Having established a reputation for toughness, shrewdness, and wit as a legislative leader, Bob Dole became the Senate's majority leader in 1985. He continued to lead the Republican party in the minority from 1987 to 1994, and once again as majority leader from 1995 until he retired from the Senate in 1996 to accept the Republican presidential nomination. He was awarded the Presidential Medal of Freedom in 1997 and served as national chairman of the World War II Memorial. In 2002, Bob Dole became a Senate spouse when his wife, Elizabeth Hanford Dole, was elected as a senator from North Carolina.
This portrait depicts Dole during his tenure as Republican leader. The distinctive, 19th-century gilded mirror in the background establishes the setting as the Republican Leader's suite in the U.S. Capitol. Dole clasps a pen in his right hand, a subtle reference to permanent injuries he sustained during World War II, and wears the ribbon bar on his lapel from one of his Purple Heart medals. The artist utilized sophisticated red, white, and blue accents for this portrait of one of America's esteemed statesmen.
Artist Everett Raymond Kinstler studied at the Arts Students League, where he later taught from 1969 to 1974. Long established as one of the nation's foremost portrait painters, Kinstler executed more than 1,200 portraits during a career that spanned six decades.

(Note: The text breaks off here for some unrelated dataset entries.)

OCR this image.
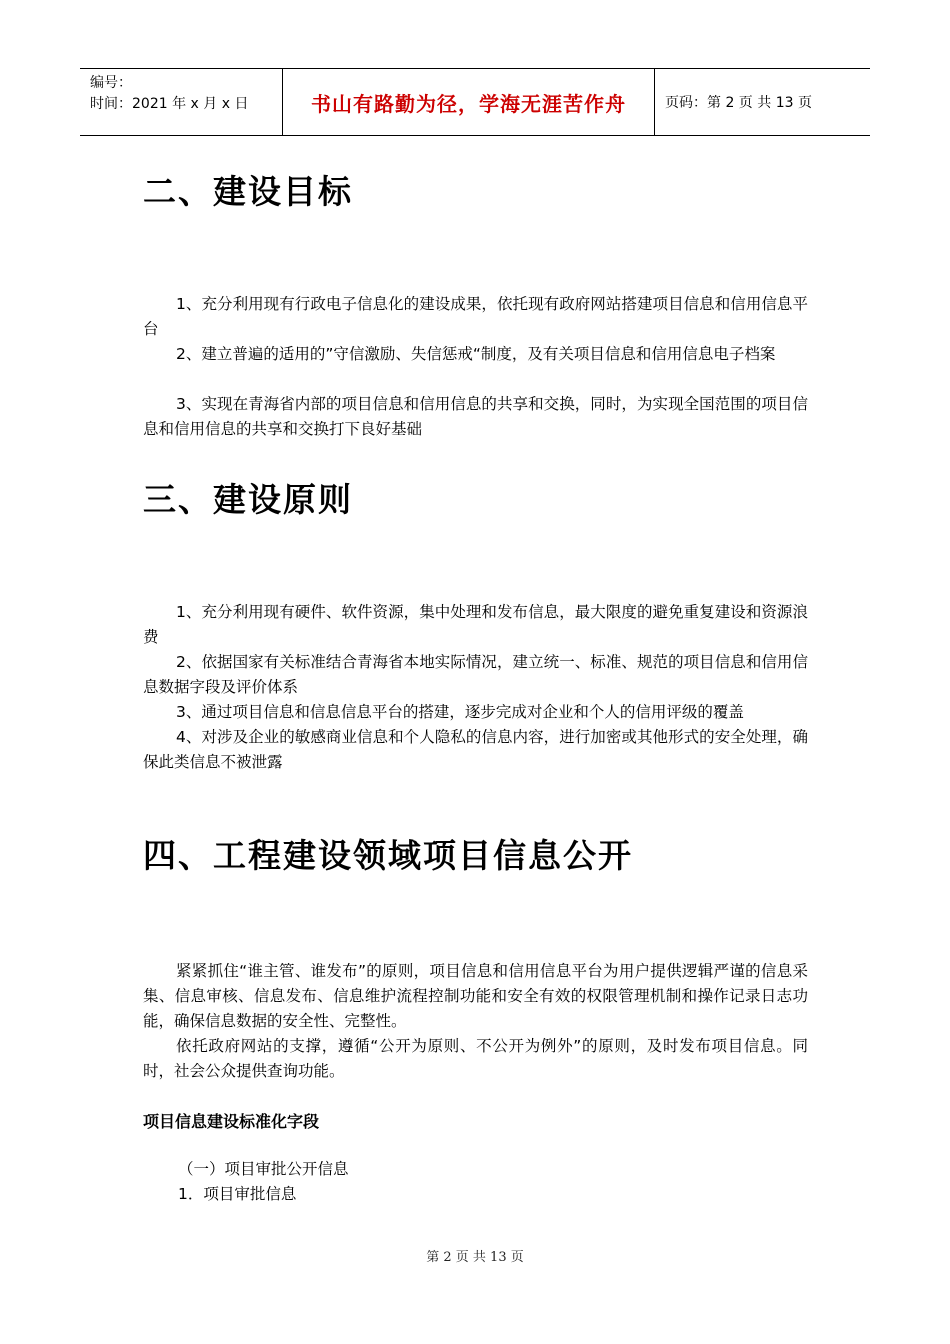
编号：
时间：2021 年 x 月 x 日	书山有路勤为径，学海无涯苦作舟	页码：第 2 页 共 13 页
二、建设目标

1、充分利用现有行政电子信息化的建设成果，依托现有政府网站搭建项目信息和信用信息平台

2、建立普遍的适用的”守信激励、失信惩戒“制度，及有关项目信息和信用信息电子档案

3、实现在青海省内部的项目信息和信用信息的共享和交换，同时，为实现全国范围的项目信息和信用信息的共享和交换打下良好基础

三、建设原则

1、充分利用现有硬件、软件资源，集中处理和发布信息，最大限度的避免重复建设和资源浪费

2、依据国家有关标准结合青海省本地实际情况，建立统一、标准、规范的项目信息和信用信息数据字段及评价体系

3、通过项目信息和信息信息平台的搭建，逐步完成对企业和个人的信用评级的覆盖

4、对涉及企业的敏感商业信息和个人隐私的信息内容，进行加密或其他形式的安全处理，确保此类信息不被泄露

四、工程建设领域项目信息公开

紧紧抓住“谁主管、谁发布”的原则，项目信息和信用信息平台为用户提供逻辑严谨的信息采集、信息审核、信息发布、信息维护流程控制功能和安全有效的权限管理机制和操作记录日志功能，确保信息数据的安全性、完整性。

依托政府网站的支撑，遵循“公开为原则、不公开为例外”的原则，及时发布项目信息。同时，社会公众提供查询功能。

项目信息建设标准化字段

（一）项目审批公开信息

1．项目审批信息

第 2 页 共 13 页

He painted five United States presidents and fifty cabinet officers, including Elizabeth Dole. The Smithsonian's National Portrait Gallery owns 71 of his works and in 1999 awarded him the John Singleton Copley Medal, its highest honor.

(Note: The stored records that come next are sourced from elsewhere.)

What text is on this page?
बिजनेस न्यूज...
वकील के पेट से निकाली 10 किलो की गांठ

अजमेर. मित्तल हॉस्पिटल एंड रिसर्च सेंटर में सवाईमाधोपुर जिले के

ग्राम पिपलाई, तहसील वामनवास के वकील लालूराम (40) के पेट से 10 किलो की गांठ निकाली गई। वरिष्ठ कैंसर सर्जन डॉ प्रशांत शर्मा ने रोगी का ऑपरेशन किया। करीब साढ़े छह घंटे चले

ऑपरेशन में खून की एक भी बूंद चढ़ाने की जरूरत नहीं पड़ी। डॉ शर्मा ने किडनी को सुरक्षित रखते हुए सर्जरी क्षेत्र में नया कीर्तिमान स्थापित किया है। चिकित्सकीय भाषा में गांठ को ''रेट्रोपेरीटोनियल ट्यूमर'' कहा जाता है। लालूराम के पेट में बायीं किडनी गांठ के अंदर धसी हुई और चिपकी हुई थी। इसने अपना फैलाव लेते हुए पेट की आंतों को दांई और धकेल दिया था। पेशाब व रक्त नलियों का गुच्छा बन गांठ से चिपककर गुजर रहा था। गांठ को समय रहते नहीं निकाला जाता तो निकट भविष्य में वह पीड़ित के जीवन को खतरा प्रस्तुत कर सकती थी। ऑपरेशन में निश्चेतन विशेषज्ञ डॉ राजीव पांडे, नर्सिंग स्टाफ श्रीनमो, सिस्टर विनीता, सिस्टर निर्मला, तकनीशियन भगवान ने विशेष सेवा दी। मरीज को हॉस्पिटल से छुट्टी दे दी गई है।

Representing Kansas in the House for eight years and the Senate for more than 27 years, Bob Dole was known as a strong partisan debater and tough negotiator who also excelled at forging bipartisan alliances to enact legislation. Born on July 22, 1923, in Russell, Kansas, Dole attended the University of Kansas, playing for the basketball and football teams and running track. He joined the army and was seriously wounded during World War II, spending years undergoing rehabilitation at a military hospital. Two of his fellow patients, Daniel Inouye of Hawaii and Phil Hart of Michigan, later served with him in the Senate. Demonstrating his ability to reach across party lines, Dole joined with liberal Democrat George McGovern to reform the federal food stamp program in 1977. He chaired the Finance Committee from 1981 to 1985 and served as Republican floor leader from 1985 until 1996, when he left the Senate to run for president. In 2000 Dole returned to the Senate to deliver a “Leader’s Lecture” to his former colleagues in the Old Senate Chamber. In 2018 Dole became only the eighth senator to receive the Congressional Gold Medal.